Robert GoodwinRobert Goodwin
Robert brings 30+ years of managerial experience to the agricultural and environmental communities. After graduating with a B.A. in History from UC Berkeley in 1981 he joined the start-up team of the Salinas based Tanimura & Antle Company, which is now amongst the leading worldwide independent producer of fresh vegetables.

In 1986 Robert returned to San Francisco Bay Area to manage real estate and pursue his MBA. After earning a degree in International business, Robert spent 10 years in the technology industry providing consulting services to organizations such as Stanford University, Genentech, UCSF and British Telecom.

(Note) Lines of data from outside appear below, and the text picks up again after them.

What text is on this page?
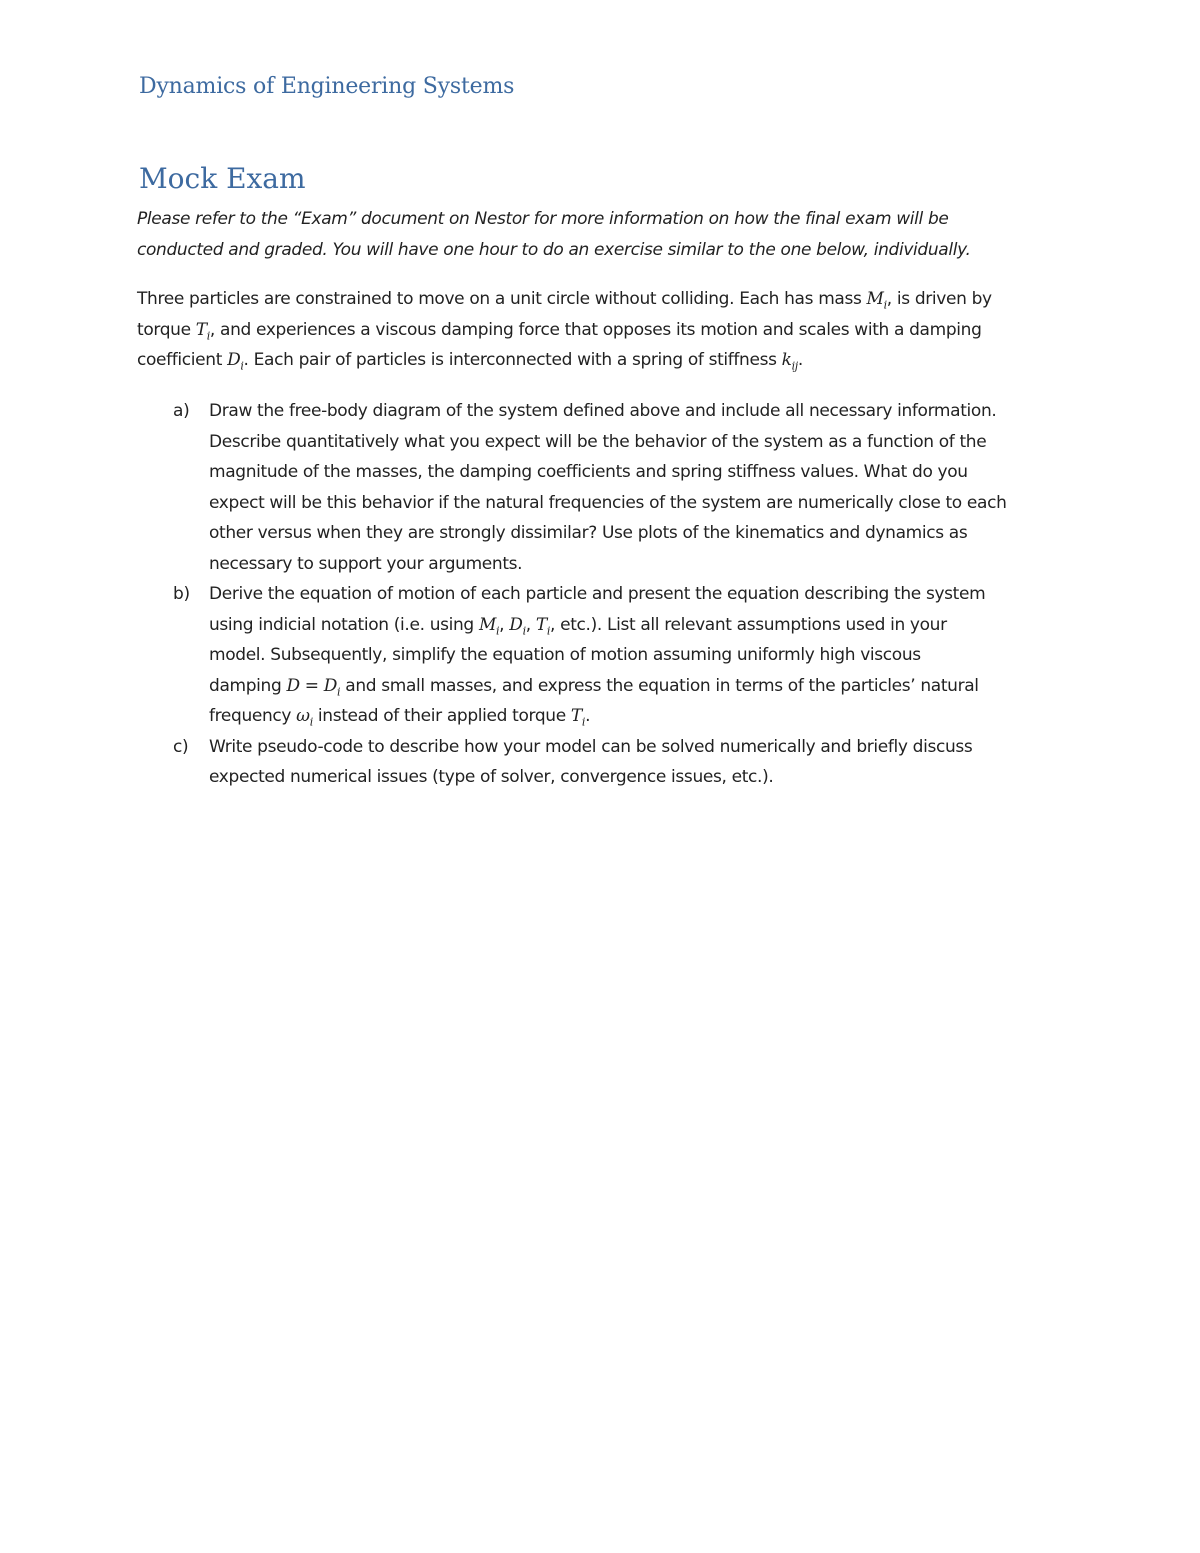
Dynamics of Engineering Systems
Mock Exam
Please refer to the “Exam” document on Nestor for more information on how the final exam will be
conducted and graded. You will have one hour to do an exercise similar to the one below, individually.
Three particles are constrained to move on a unit circle without colliding. Each has mass $M_i$, is driven by
torque $T_i$, and experiences a viscous damping force that opposes its motion and scales with a damping
coefficient $D_i$. Each pair of particles is interconnected with a spring of stiffness $k_{ij}$.
a) Draw the free-body diagram of the system defined above and include all necessary information.
Describe quantitatively what you expect will be the behavior of the system as a function of the
magnitude of the masses, the damping coefficients and spring stiffness values. What do you
expect will be this behavior if the natural frequencies of the system are numerically close to each
other versus when they are strongly dissimilar? Use plots of the kinematics and dynamics as
necessary to support your arguments.
b) Derive the equation of motion of each particle and present the equation describing the system
using indicial notation (i.e. using $M_i$, $D_i$, $T_i$, etc.). List all relevant assumptions used in your
model. Subsequently, simplify the equation of motion assuming uniformly high viscous
damping $D = D_i$ and small masses, and express the equation in terms of the particles’ natural
frequency $\omega_i$ instead of their applied torque $T_i$.
c) Write pseudo-code to describe how your model can be solved numerically and briefly discuss
expected numerical issues (type of solver, convergence issues, etc.).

Robert returned to agriculture in 1998, consulting on the Salinas Valley Water Project. In 2001, he founded the Cooper Land Corporation, which manages closely held, prime agricultural ranches in the Blanco region of the Salinas Valley. In 2008, he graduated from the California Agricultural Leadership Program as a Fellow of Class 35. Robert is currently developing cost/benefit models for integrating “Eco-systems Services” into Salinas Valley agricultural land use. Collaborative partnerships include UC Berkeley College of Natural Resources, California Agricultural Leadership Program, Central Coast Wetlands Group, EcoAgriculture Partners and Salinas Valley River Channel Coalition.